Candice BreitzFebruary 2025
- Exhibition
From February to May, BPS22 is hosting Candice Breitz (ZAF, 1972) for her first solo exhibition in Belgium. The Johannesburg-native artist is taking over the entire museum with a series of works exploring how celebrity worship, the omnipresence of social media, and systems of white privilege are all used as tools competing to capture our attention.
Known for her multi-channel video installations and her photography, Candice Breitz works with the languages of mass culture to highlight the grip they have on our perception of reality and our empathy towards our peers. Through collage, editing, fragmentation, and appropriation, drawing heavily from the visual and auditory repertoire of so-called “popular” culture, she scrutinises how the media controls and competes with strategies to capture our attention in an information market that fetishises fame and feeds on entertainment. Her art thus evokes the dangers of misinformation at a time when our narratives are shaped by algorithms, paced by our clicks and comments on social media, and detached from the urgent realities of the world.

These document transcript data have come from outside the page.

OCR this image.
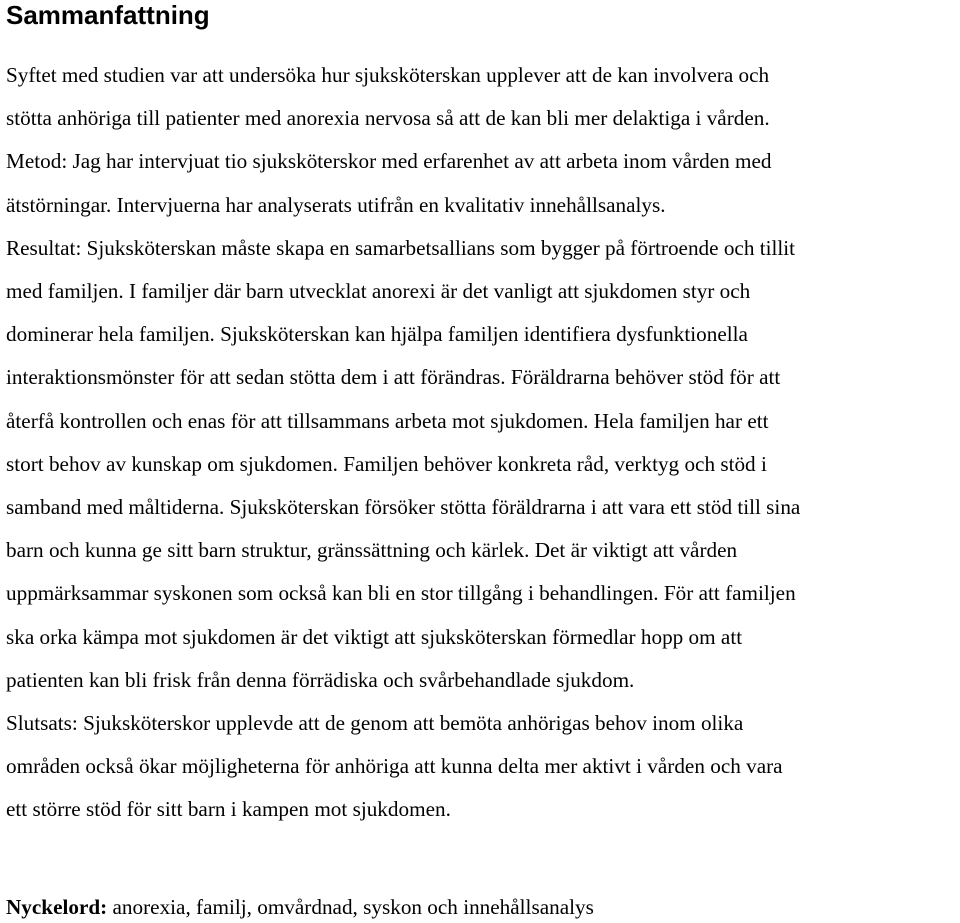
Sammanfattning
Syftet med studien var att undersöka hur sjuksköterskan upplever att de kan involvera och
stötta anhöriga till patienter med anorexia nervosa så att de kan bli mer delaktiga i vården.
Metod: Jag har intervjuat tio sjuksköterskor med erfarenhet av att arbeta inom vården med
ätstörningar. Intervjuerna har analyserats utifrån en kvalitativ innehållsanalys.
Resultat: Sjuksköterskan måste skapa en samarbetsallians som bygger på förtroende och tillit
med familjen. I familjer där barn utvecklat anorexi är det vanligt att sjukdomen styr och
dominerar hela familjen. Sjuksköterskan kan hjälpa familjen identifiera dysfunktionella
interaktionsmönster för att sedan stötta dem i att förändras. Föräldrarna behöver stöd för att
återfå kontrollen och enas för att tillsammans arbeta mot sjukdomen. Hela familjen har ett
stort behov av kunskap om sjukdomen. Familjen behöver konkreta råd, verktyg och stöd i
samband med måltiderna. Sjuksköterskan försöker stötta föräldrarna i att vara ett stöd till sina
barn och kunna ge sitt barn struktur, gränssättning och kärlek. Det är viktigt att vården
uppmärksammar syskonen som också kan bli en stor tillgång i behandlingen. För att familjen
ska orka kämpa mot sjukdomen är det viktigt att sjuksköterskan förmedlar hopp om att
patienten kan bli frisk från denna förrädiska och svårbehandlade sjukdom.
Slutsats: Sjuksköterskor upplevde att de genom att bemöta anhörigas behov inom olika
områden också ökar möjligheterna för anhöriga att kunna delta mer aktivt i vården och vara
ett större stöd för sitt barn i kampen mot sjukdomen.

Nyckelord: anorexia, familj, omvårdnad, syskon och innehållsanalys
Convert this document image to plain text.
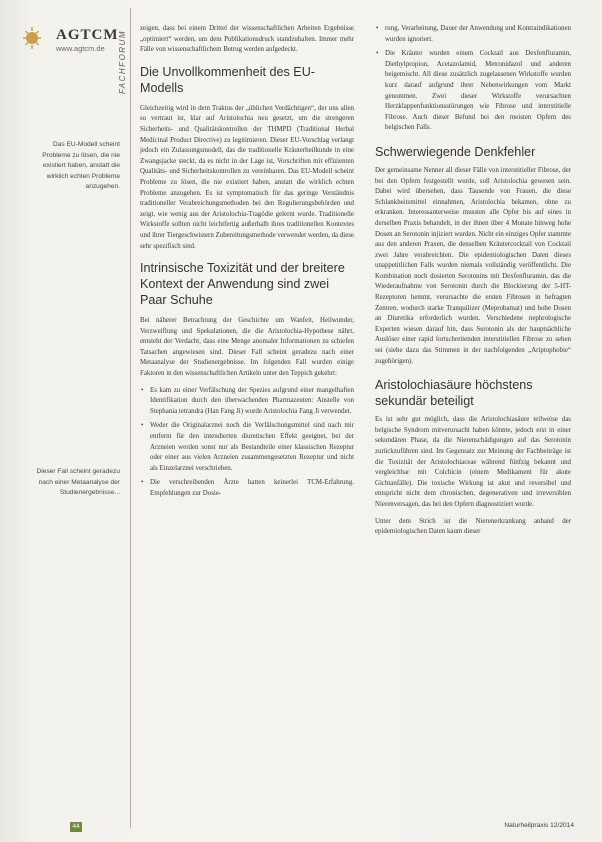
AGTCM
www.agtcm.de FACHFORUM
Das EU-Modell scheint Probleme zu lösen, die nie existiert haben, anstatt die wirklich echten Probleme anzugehen.
Dieser Fall scheint geradezu nach einer Metaanalyse der Studienergebnisse...

zeigen, dass bei einem Drittel der wissenschaftlichen Arbeiten Ergebnisse „optimiert“ werden, um dem Publikationsdruck standzuhalten. Immer mehr Fälle von wissenschaftlichem Betrug werden aufgedeckt.

Die Unvollkommenheit des EU-Modells

Gleichzeitig wird in dem Traktus der „üblichen Verdächtigen“, der uns allen so vertraut ist, klar auf Aristolochia neu gesetzt, um die strengeren Sicherheits- und Qualitätskontrollen der THMPD (Traditional Herbal Medicinal Product Directive) zu legitimieren. Dieser EU-Vorschlag verlangt jedoch ein Zulassungsmodell, das die traditionelle Kräuterheilkunde in eine Zwangsjacke steckt, da es nicht in der Lage ist, Vorschriften mit effizienten Qualitäts- und Sicherheitskontrollen zu vereinbaren. Das EU-Modell scheint Probleme zu lösen, die nie existiert haben, anstatt die wirklich echten Probleme anzugehen. Es ist symptomatisch für das geringe Verständnis traditioneller Verabreichungsmethoden bei den Regulierungsbehörden und zeigt, wie wenig aus der Aristolochia-Tragödie gelernt wurde. Traditionelle Wirkstoffe sollten nicht leichtfertig außerhalb ihres traditionellen Kontextes und ihrer Tiergeschwistern Zubereitungsmethode verwendet werden, da diese sehr spezifisch sind.

Intrinsische Toxizität und der breitere Kontext der Anwendung sind zwei Paar Schuhe

Bei näherer Betrachtung der Geschichte um Wanfeit, Heilwunder, Verzweiflung und Spekulationen, die die Aristolochia-Hypothese nährt, entsteht der Verdacht, dass eine Menge anomaler Informationen zu schiefen Tatsachen angewiesen sind. Dieser Fall scheint geradezu nach einer Metaanalyse der Studienergebnisse. Im folgenden Fall wurden einige Faktoren in den wissenschaftlichen Artikeln unter den Teppich gekehrt:

• Es kam zu einer Verfälschung der Spezies aufgrund einer mangelhaften Identifikation durch den überwachenden Pharmazeuten: Anstelle von Stephania tetrandra (Han Fang Ji) wurde Aristolochia Fang Ji verwendet.
• Weder die Originalarznei noch die Verfälschungsmittel sind nach mir entfernt für den intendierten diuretischen Effekt geeignet, bei der Arzneien werden sonst nur als Bestandteile einer klassischen Rezeptur oder einer aus vielen Arzneien zusammengesetzten Rezeptur und nicht als Einzelarznei verschrieben.
• Die verschreibenden Ärzte hatten keinerlei TCM-Erfahrung. Empfehlungen zur Dosie-
• rung, Verarbeitung, Dauer der Anwendung und Kontraindikationen wurden ignoriert.
• Die Kräuter wurden einem Cocktail aus Dexfenfluramin, Diethylpropion, Acetazolamid, Metronidazol und anderen beigemischt. All diese zusätzlich zugelassenen Wirkstoffe wurden kurz darauf aufgrund ihrer Nebenwirkungen vom Markt genommen. Zwei dieser Wirkstoffe verursachten Herzklappenfunktionsstörungen wie Fibrose und interstitielle Fibrose. Auch dieser Befund bei den meisten Opfern des belgischen Falls.
Schwerwiegende Denkfehler

Der gemeinsame Nenner all dieser Fälle von interstitieller Fibrose, der bei den Opfern festgestellt wurde, soll Aristolochia gewesen sein. Dabei wird übersehen, dass Tausende von Frauen, die diese Schlankheitsmittel einnahmen, Aristolochia bekamen, ohne zu erkranken. Interessanterweise mussten alle Opfer bis auf eines in derselben Praxis behandelt, in der ihnen über 4 Monate hinweg hohe Dosen an Serotonin injiziert wurden. Nicht ein einziges Opfer stammte aus den anderen Praxen, die denselben Kräutercocktail von Cocktail zwei Jahre verabreichten. Die epidemiologischen Daten dieses unappetitlichen Falls wurden niemals vollständig veröffentlicht. Die Kombination noch dosierten Serotonins mit Dexfenfluramin, das die Wiederaufnahme von Serotonin durch die Blockierung der 5-HT-Rezeptoren hemmt, verursachte die ersten Fibrosen in befragten Zentren, wodurch starke Tranquilizer (Meprobamat) und hohe Dosen an Diuretika erforderlich wurden. Verschiedene nephrologische Experten wiesen darauf hin, dass Serotonin als der hauptsächliche Auslöser einer rapid fortschreitenden interstitiellen Fibrose zu sehen sei (siehe dazu das Stimmen in der nachfolgenden „Ariptophobie“ zugehörigen).

Aristolochiasäure höchstens sekundär beteiligt

Es ist sehr gut möglich, dass die Aristolochiasäure teilweise das belgische Syndrom mitverursacht haben könnte, jedoch erst in einer sekundären Phase, da die Nierenschädigungen auf das Serotonin zurückzuführen sind. Im Gegensatz zur Meinung der Fachbeiträge ist die Toxizität der Aristolochiaceae während fünfzig bekannt und vergleichbar mit Colchicin (einem Medikament für akute Gichtanfälle). Die toxische Wirkung ist akut und reversibel und entspricht nicht dem chronischen, degenerativen und irreversiblen Nierenversagen, das bei den Opfern diagnostiziert wurde.

Unter dem Strich ist die Nierenerkrankung anhand der epidemiologischen Daten kaum dieser

44	Naturheilpraxis 12/2014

From her early collages (Ghost series, 1994-96) denouncing racial and gender stereotypes to her recent installation repurposing 1001 VHS cassette covers (Digest, 2019), including her mural on the struggles of a community of sex workers in Cape Town (TLDR, 2017), Candice Breitz creates works with sharp content, rooted in her South African origins and resonating globally. Her artistic, community, and collaborative productions engage in contemporary political debates (feminism, white supremacy, cultural industry capitalism, misinformation, etc.) and challenge media narratives. In an environment that prioritises celebrity over real experiences, who has the right to speak? Which voices are we willing to listen to in a media-saturated world? Does our need for entertainment hinder our ability to pay attention? Thus, the works gathered in her exhibition at BPS22 highlight the importance of storytelling in the construction of identities and lived reality, while also offering the possibility of alternative future realities.